Closed-loop economy cannot be separated from other phenomena that give hope for a better global tomorrow. AI, big data, blockchain, the already mentioned circular economy and other seemingly different areas have a common denominator – they set the directions of thinking for future years, creating a new economy.

But in order for ideas to become a reality, they require a huge effort, a change of thinking and sensitivity on many levels. Education, business design, good practices of dialogue between market participants need reflection and going beyond schemes. Excessive focus on vision or belief in the driving force of incidental implementations can reduce an opportunity for a genuine change to salon anecdotes.

We need a new way of thinking

The way of thinking determines the course of action. We are taught to reproduce patterns that help us organize our lives. In the case of circular economy, however, we are not dealing with a simple innovation and a change of this pattern. After all, we won’t immediately agree that we will start using what is created and what remains from production more wisely. Companies have not developed standards for discussing technology in a safe way, and effective implementation of circular economy will require not only cooperation between specialized companies, but also a serious intersectoral exchange of information.

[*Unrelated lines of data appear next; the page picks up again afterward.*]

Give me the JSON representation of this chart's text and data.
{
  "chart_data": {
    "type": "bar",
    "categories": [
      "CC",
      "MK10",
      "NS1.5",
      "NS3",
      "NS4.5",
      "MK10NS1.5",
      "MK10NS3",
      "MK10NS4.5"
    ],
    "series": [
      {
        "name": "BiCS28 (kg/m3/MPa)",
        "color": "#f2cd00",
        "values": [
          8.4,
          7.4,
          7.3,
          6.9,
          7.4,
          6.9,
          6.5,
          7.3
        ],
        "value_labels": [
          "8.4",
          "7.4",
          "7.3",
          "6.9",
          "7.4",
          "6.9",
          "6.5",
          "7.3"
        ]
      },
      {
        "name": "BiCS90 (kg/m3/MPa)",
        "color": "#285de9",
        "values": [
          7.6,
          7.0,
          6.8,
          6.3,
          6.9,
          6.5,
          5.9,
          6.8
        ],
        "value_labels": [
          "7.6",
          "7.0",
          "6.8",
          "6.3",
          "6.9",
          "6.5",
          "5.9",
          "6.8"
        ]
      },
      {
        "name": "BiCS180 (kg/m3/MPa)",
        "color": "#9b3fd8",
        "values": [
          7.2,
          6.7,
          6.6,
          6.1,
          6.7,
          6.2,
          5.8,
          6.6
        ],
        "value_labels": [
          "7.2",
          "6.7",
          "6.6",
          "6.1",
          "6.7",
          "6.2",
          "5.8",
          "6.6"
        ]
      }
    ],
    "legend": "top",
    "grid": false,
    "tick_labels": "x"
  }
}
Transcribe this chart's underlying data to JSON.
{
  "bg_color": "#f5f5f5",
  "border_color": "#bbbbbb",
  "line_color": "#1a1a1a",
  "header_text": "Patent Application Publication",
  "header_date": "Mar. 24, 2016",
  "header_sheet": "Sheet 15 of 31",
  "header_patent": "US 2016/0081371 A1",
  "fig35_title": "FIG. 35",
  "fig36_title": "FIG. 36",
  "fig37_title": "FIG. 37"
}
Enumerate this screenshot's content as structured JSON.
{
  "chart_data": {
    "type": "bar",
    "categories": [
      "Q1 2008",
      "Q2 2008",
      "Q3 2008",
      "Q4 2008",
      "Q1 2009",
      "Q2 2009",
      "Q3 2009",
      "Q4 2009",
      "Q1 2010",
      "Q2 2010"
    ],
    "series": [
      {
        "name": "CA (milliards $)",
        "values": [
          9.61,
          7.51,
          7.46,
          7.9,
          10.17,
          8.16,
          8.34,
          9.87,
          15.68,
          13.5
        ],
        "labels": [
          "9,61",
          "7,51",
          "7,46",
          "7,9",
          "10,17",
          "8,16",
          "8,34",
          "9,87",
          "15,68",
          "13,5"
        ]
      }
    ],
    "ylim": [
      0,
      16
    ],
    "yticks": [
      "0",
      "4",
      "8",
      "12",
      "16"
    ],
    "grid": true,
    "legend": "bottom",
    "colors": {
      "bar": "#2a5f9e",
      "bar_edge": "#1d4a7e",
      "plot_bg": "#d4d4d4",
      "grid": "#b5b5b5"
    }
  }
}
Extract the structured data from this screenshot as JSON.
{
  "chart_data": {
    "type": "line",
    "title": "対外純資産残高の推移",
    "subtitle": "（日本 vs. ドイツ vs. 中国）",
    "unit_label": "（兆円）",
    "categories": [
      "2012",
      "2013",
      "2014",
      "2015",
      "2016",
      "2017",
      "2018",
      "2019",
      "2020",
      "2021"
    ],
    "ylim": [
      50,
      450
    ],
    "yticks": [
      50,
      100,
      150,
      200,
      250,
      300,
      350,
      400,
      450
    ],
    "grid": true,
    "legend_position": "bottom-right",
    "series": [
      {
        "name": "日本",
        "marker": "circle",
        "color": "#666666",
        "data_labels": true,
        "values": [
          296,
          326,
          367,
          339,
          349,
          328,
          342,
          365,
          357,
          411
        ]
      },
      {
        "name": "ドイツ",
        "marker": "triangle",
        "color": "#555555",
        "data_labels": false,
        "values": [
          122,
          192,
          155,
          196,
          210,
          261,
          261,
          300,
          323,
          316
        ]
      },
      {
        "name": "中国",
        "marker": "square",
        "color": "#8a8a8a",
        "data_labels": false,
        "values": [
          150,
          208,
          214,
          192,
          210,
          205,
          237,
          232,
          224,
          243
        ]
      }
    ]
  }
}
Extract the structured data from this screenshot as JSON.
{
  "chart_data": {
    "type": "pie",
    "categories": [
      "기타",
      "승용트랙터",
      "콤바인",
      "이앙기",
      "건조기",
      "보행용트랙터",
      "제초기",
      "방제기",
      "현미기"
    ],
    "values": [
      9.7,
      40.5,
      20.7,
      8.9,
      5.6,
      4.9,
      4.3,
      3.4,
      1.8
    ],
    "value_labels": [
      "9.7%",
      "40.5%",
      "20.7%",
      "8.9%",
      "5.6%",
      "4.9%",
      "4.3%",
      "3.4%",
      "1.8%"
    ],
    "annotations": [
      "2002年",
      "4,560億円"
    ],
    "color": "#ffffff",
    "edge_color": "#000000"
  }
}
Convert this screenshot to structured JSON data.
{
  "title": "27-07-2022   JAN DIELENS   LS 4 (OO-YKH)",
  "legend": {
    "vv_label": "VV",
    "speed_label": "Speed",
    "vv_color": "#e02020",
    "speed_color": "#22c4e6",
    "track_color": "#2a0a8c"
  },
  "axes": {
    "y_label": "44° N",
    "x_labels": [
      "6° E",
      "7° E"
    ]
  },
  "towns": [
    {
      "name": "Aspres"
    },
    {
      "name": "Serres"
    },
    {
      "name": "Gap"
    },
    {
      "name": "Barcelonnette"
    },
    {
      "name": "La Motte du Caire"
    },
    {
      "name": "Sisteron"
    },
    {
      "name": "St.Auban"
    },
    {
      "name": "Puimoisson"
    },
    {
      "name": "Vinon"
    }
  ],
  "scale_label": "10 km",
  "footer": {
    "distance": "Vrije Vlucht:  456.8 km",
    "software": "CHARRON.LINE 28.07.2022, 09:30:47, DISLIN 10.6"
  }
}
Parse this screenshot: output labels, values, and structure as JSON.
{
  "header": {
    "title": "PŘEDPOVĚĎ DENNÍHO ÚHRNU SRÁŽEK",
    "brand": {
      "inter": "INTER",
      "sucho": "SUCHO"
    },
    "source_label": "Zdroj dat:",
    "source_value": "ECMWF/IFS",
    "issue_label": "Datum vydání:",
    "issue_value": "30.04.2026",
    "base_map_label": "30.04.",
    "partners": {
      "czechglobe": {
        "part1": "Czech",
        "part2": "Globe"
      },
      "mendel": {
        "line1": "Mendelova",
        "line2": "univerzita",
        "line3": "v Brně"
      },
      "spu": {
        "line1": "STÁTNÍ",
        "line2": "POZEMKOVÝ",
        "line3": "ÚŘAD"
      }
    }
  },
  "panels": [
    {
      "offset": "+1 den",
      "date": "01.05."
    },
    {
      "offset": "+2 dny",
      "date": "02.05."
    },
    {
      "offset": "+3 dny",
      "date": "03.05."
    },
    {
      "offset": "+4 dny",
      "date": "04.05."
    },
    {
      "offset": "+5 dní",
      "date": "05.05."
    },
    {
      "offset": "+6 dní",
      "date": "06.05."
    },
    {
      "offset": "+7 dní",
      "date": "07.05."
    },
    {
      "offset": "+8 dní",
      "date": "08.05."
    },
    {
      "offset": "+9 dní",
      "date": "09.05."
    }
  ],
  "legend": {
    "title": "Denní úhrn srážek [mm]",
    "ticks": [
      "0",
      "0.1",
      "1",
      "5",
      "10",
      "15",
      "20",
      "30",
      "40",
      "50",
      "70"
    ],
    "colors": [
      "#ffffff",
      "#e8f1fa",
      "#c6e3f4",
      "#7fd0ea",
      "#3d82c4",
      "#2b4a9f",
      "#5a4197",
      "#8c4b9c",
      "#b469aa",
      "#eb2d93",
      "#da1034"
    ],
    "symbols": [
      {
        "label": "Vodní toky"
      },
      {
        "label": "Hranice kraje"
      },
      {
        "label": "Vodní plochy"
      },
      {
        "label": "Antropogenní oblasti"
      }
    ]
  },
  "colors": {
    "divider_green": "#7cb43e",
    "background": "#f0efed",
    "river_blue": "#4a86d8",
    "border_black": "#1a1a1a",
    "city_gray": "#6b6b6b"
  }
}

Effective development of new ways of proceeding will certainly not take place without the participation of the legislator and the world of science. Therefore, taking advantage of the opportunity we face requires going beyond task-based thinking, e.g. concerning challenges related to the new specification of the enterprise offer resulting from the change of components or the necessary regulatory adaptations, taking into account the new mechanisms.

The world will not become better, cheaper and healthier than it is now; there are too many barriers. However, the fundamental obstacle lies within us. Since childhood, we have been shaped by the imperative of disposing of waste, considered as side products of our functioning. From the very first years we are taught that when we eat or play, we leave behind something dirty, bad, something to get rid of and forget about if we do not use it anymore. Such thinking is perpetuated at school, at university and at work. This translates into the whole economy and its functioning at all levels.

We must therefore be aware that it will be necessary to work much harder than if we want to change habits. And since change will be complicated, the question arises as to who should bear the burden of change? Undoubtedly, an attempt to count on the perpetration of a third party or cooperation across divisions may reduce the chances of rapid success. Thus, it is worth considering how to stimulate a global revolution, through evolution within the organization in terms of its own competences, resources and goal orientation.

First of all, there is a need for platforms for the exchange of experience between business representatives, organisations and the state or specialised bilateral groups. Without the exchange of knowledge and experience there will be no tissue facilitating the economic development of ideas. It is optimistic to look at the fact that each party has the tools to involve other partners. Popularization of ideas will give rise to initiatives and create the space to implement change on a universal scale.

Ideas for real actions

At the level of governmental institutions and organisations, it is becoming increasingly common to engage stakeholders in a dialogue, i.e. a structured and transparent exchange of ideas and mutual expectations. Such activities may be carried out based on individual initiatives or with the use of certified methodologies. An interesting example is the so-called Talanoa Dialogue, a process designed and mandated by the parties to the United Nations Framework Convention on Climate Change to summarize the global collective efforts aimed at achieving the objectives of the Paris Agreement.

At company level, it is possible to create platforms for the exchange of commercial information, which can form the basis for coexistence in the closed-loop economy. An interesting inspiration may be the Polish start-up CityGlobe. The platform facilitates and accelerates the process of making business decisions by providing economic and demographic data concerning cities, facilitates contact with city authorities and enables establishing cooperation. Thanks to it, companies can quickly collect the data necessary to identify a new direction of development. They also have the tools to conduct effective educational campaigns, building sensitivity to new solutions.

The role of non-financial periodical reports is becoming more and more important as another space for promoting the idea of a closed-loop economy. Business is open to a change of thinking about the economy, but it will certainly not happen though happening thinking. Circular economy can become an important element in building a company’s reputation.

The growing role of social pressure is also important. Citizens are not only able to organise themselves easily and quickly through social media today, but above all they are aware of these opportunities and are keen to make use of them. This is a critical area, because in a situation of unstable social moods it can lead to radicalisation of solutions. Today it has become a fact that countries influence the social moods of other countries through social media. Hybrid activities are subject not only to politics, but also to social movements, which may become a catalyst for negative regulatory and legal changes.

Today the concept of circular economy is an idea that combines the growing supply of waste with the growing demand for raw materials. In this situation, communication will play one of the key roles, thanks to its potential to combine cross-sectoral, disciplinary and statutory objectives of all stakeholders.